Just as the phenomenon described by spectacular is receding, the term seems to be losing its utility. It has been in such widespread use for so long that it’s easy to take for granted. The use of spectacular in the critical sense—as opposed to the more positive meaning in common parlance—can be traced directly to theorist Guy Debord’s 1967 book Society of the Spectacle, a seminal examination of the effects of advanced media technologies, novel advertising techniques, and rising consumerism on postwar culture. Most critics today use the word reflexively, perhaps even unaware of their debt to Debord, but it’s worth reexamining this history. Debord was justifiably concerned about the social changes he observed, but it is crucial to understand that his primary points of reference were the dominant mass media of the 20th century—magazines, film, and, above all, television. To put it another way, he was born in 1931, which means that if you are a mid-career artist, architect, critic, or curator today, this is literally your grandfather’s spectacle.
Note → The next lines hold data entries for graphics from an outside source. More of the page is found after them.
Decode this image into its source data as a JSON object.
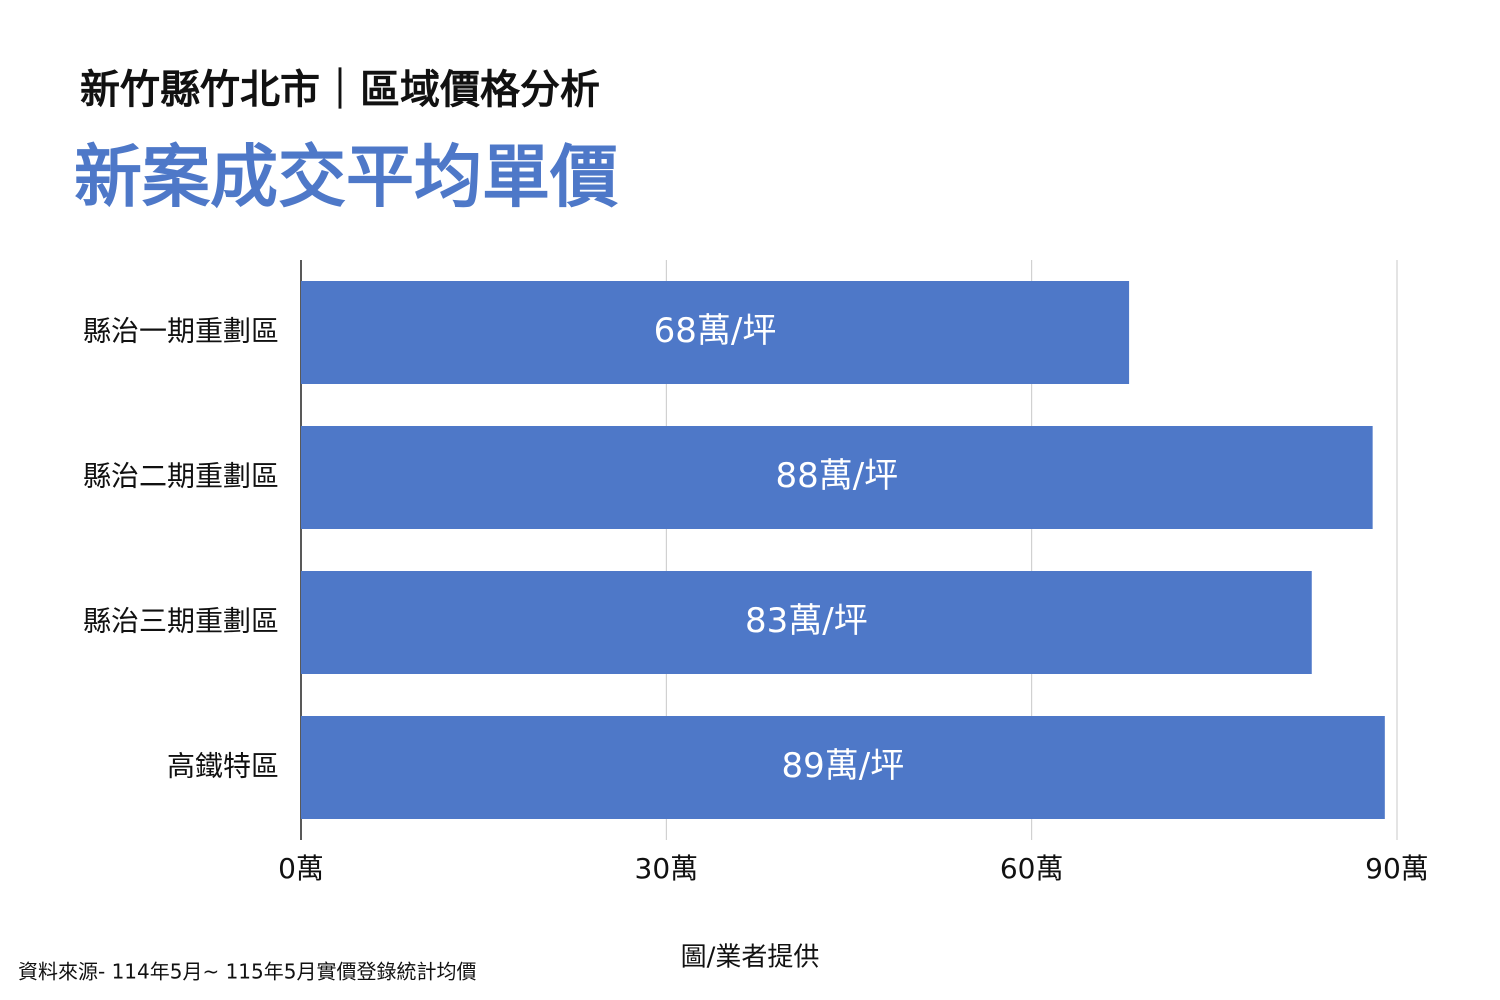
{
  "chart_data": {
    "type": "bar",
    "orientation": "horizontal",
    "title": "新竹縣竹北市｜區域價格分析",
    "subtitle": "新案成交平均單價",
    "categories": [
      "縣治一期重劃區",
      "縣治二期重劃區",
      "縣治三期重劃區",
      "高鐵特區"
    ],
    "values": [
      68,
      88,
      83,
      89
    ],
    "value_labels": [
      "68萬/坪",
      "88萬/坪",
      "83萬/坪",
      "89萬/坪"
    ],
    "color": "#4e78c8",
    "xlim": [
      0,
      90
    ],
    "xticks": [
      {
        "value": 0,
        "label": "0萬"
      },
      {
        "value": 30,
        "label": "30萬"
      },
      {
        "value": 60,
        "label": "60萬"
      },
      {
        "value": 90,
        "label": "90萬"
      }
    ],
    "grid": true,
    "source": "資料來源- 114年5月~ 115年5月實價登錄統計均價",
    "credit": "圖/業者提供"
  }
}
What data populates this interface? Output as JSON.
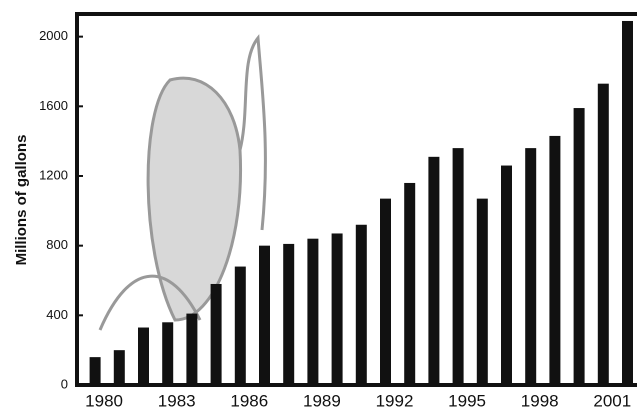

The anachronism of applying Debord’s framework to contemporary museums should be obvious. In 1997, it might still have made some sense to worry that art museums were turning into shopping malls, but today the mall is going extinct while the art museum is a fixture of any city or region with a modicum of wealth and ambition. “Blockbuster” museum shows still draw enormous audiences, but these days not even the perennially reliable superhero franchises can deliver actual blockbusters at the movie theater. Even more crucial are recent revolutions in media technology. Whatever their other problems, the mass media of the 20th century created, by definition, a collective audience. The social media of 21st century have proven more conducive to solipsism than collectivity, and screens have shrunk along with audiences, to the point that most media today are experienced in a state of algorithmically atomized individuality. As more and more of social life—along with most forms of consumption and entertainment—is migrating into the virtual world, the art museum’s growing popularity feels like a thrilling exception to cultural currents portending as yet unexplored possibilities. The museum’s persistence as a physical destination, its continued grounding in embodied experience, its ability to induce so many people to travel in person to the same place to do the same thing during the same set period of time by offering them the opportunity to join a collective audience, to participate in a shared experience—all this is surely a sign of the ongoing vitality of both art and architecture today.
This is not to say that all recent evolutions of the museum are inherently good, or that the pressures currently reshaping them do not require critical evaluation. But it does suggest that even in a post-spectacle era, architecture will remain crucial for the art museum—because urgent questions about who and what these buildings are for will always require architectural answers.